Screen Shot 2015-06-06 at 21.15.18
Figure 1: Computationally imaging and modeling the territorial organization of the yeast nucleus. Left: Maps of the intranuclear territories of selected loci (each shown with a distinct color) are generated automatically from fluorescence microscopy images of thousands of cells (background). From ref. [1]. Right: Predictive computational model of the yeast nucleus (a snapshot of the dynamic simulation is shown). Model predictions agree very well with experimental measurements by imaging and genome-wide chromosome conformation capture. From ref.[3].
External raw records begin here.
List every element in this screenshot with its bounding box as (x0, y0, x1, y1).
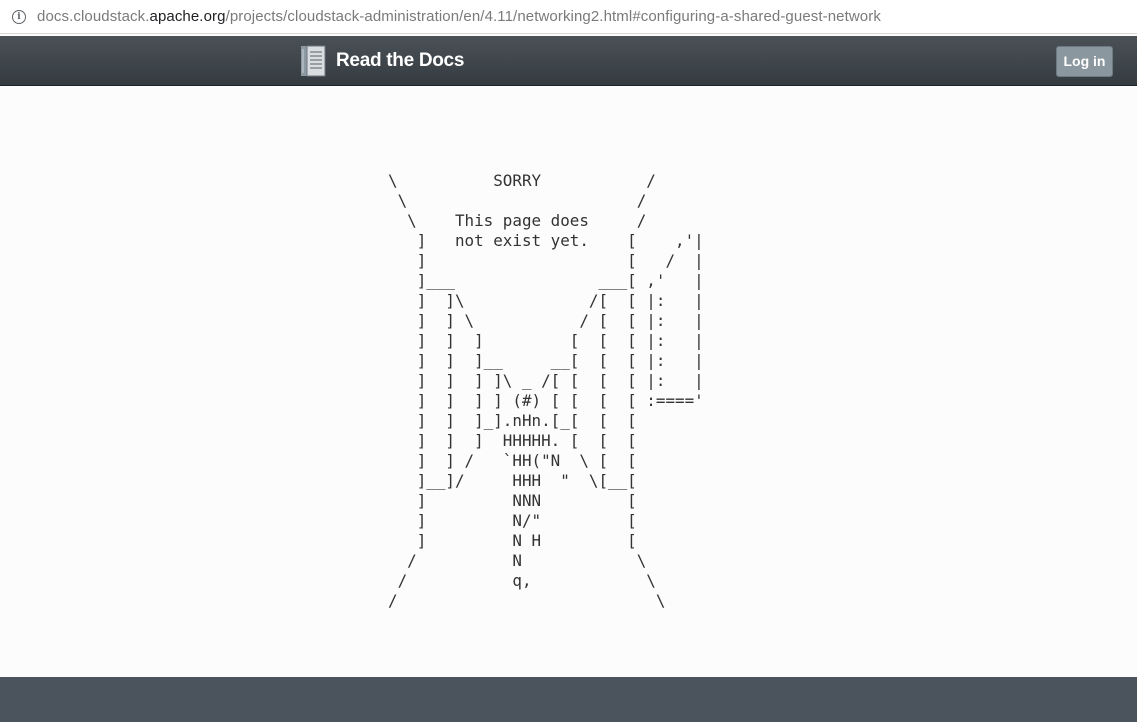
sorry-ascii-art: \ SORRY / \ / \ This page does / ] not e… (388, 171, 704, 611)
art-line: ]__]/ HHH " \[__[ (388, 471, 637, 490)
art-line: / \ (388, 591, 666, 610)
art-line: ] not exist yet. [ ,'| (388, 231, 704, 250)
art-line: ] ] ] ] (#) [ [ [ [ :====' (388, 391, 704, 410)
art-line: ]___ ___[ ,' | (388, 271, 704, 290)
art-line: ] N/" [ (388, 511, 637, 530)
art-line: ] ] \ / [ [ |: | (388, 311, 704, 330)
art-line: ] ]\ /[ [ |: | (388, 291, 704, 310)
top-navbar: Read the Docs Log in (0, 36, 1137, 86)
url-prefix: docs.cloudstack. (37, 8, 150, 25)
art-line: \ / (388, 191, 647, 210)
art-line: / N \ (388, 551, 647, 570)
url-domain: apache.org (149, 8, 226, 25)
art-line: ] NNN [ (388, 491, 637, 510)
art-line: ] ] ]__ __[ [ [ |: | (388, 351, 704, 370)
brand-link[interactable]: Read the Docs (300, 45, 464, 77)
art-line: ] ] / `HH("N \ [ [ (388, 451, 637, 470)
login-button[interactable]: Log in (1056, 46, 1113, 77)
footer (0, 677, 1137, 722)
art-line: / q, \ (388, 571, 656, 590)
art-line: ] ] ] [ [ [ |: | (388, 331, 704, 350)
art-line: ] N H [ (388, 531, 637, 550)
main-content: \ SORRY / \ / \ This page does / ] not e… (0, 87, 1137, 677)
info-icon[interactable]: i (12, 9, 26, 24)
art-line: ] ] ]_].nHn.[_[ [ [ (388, 411, 637, 430)
brand-label: Read the Docs (336, 50, 465, 71)
address-bar[interactable]: i docs.cloudstack.apache.org/projects/cl… (0, 0, 1137, 34)
url-text[interactable]: docs.cloudstack.apache.org/projects/clou… (37, 8, 881, 25)
book-icon (301, 45, 326, 77)
art-line: \ SORRY / (388, 171, 656, 190)
art-line: \ This page does / (388, 211, 647, 230)
art-line: ] [ / | (388, 251, 704, 270)
art-line: ] ] ] HHHHH. [ [ [ (388, 431, 637, 450)
url-path: /projects/cloudstack-administration/en/4… (225, 8, 881, 25)
art-line: ] ] ] ]\ _ /[ [ [ [ |: | (388, 371, 704, 390)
To better understand the mechanisms of chromosome folding, we developed a simple predictive model of chromosome dynamics based on polymer physics (Figure 1, right). The model’s predictions are in very good quantitative agreement with our imaging data and with genome-wide DNA contact frequencies measured biochemically [3]. This suggests that large-scale genome architecture in yeast is governed mainly by generic properties of randomly moving chromosomes rather than by DNA-specific factors. We now explore the consequences of this model for a quantitative understanding of functional processes including DNA repair [4][5] and gene expression. We also investigate the universality of our model’s assumptions by extending it to other organisms. Recently, we started working towards quantitative models of gene expression and RNA processing, and started developing methods to localize and count individual transcripts in single cells [6].

References:

[1] A. B. Berger, G. G. Cabal, E. Fabre, T. Duong, H. Buc, U. Nehrbass, J. C. Olivo-Marin, O. Gadal, and C. Zimmer, “High-resolution statistical mapping reveals gene   territories in live yeast,” Nature Methods, vol. 5, no. 12, pp. 1031–1037, 2008.

[2] P. Thérizols, T. Duong, B. Dujon, C. Zimmer, and E. Fabre, “Chromosome arm length and nuclear constraints determine the dynamic relationship of yeast subtelomeres,” Proceedings of the National Academy of Sciences, vol. 107, no. 5, p. 2025, 2010.

[3] H. Wong, H. Marie-Nelly, S. Herbert, P. Carrivain, H. Blanc, R. Koszul, E. Fabre, and C. Zimmer, “A Predictive Computational Model of the Dynamic 3D Interphase Yeast Nucleus.,” Current Biology : CB, vol. 22, no. 20, pp. 1881–90, Oct. 2012.

[4] N. Agmon, B. Liefshitz, C. Zimmer, E. Fabre, and M. Kupiec, “Effect of nuclear architecture on the efficiency of double-strand break repair,” Nature Cell Biology, vol.15, no. 6, pp. 694-9 (2013).

[5] Wong H, Arbona J-M, Zimmer C. “How to build a yeast nucleus.” Nucleus. Aug 22; 4(5):1-6 (2013).

[6] F. Mueller, A. Senecal, K. Tantale, H. Marie-Nelly, N. Ly, O. Collin, E. Basyuk, E. Bertrand, X. Darzacq, and C. Zimmer, “FISH-QUANT: automatically counting transcripts in 3D FISH images,” Nature Methods, Apr; 10(4):277-8, 2013.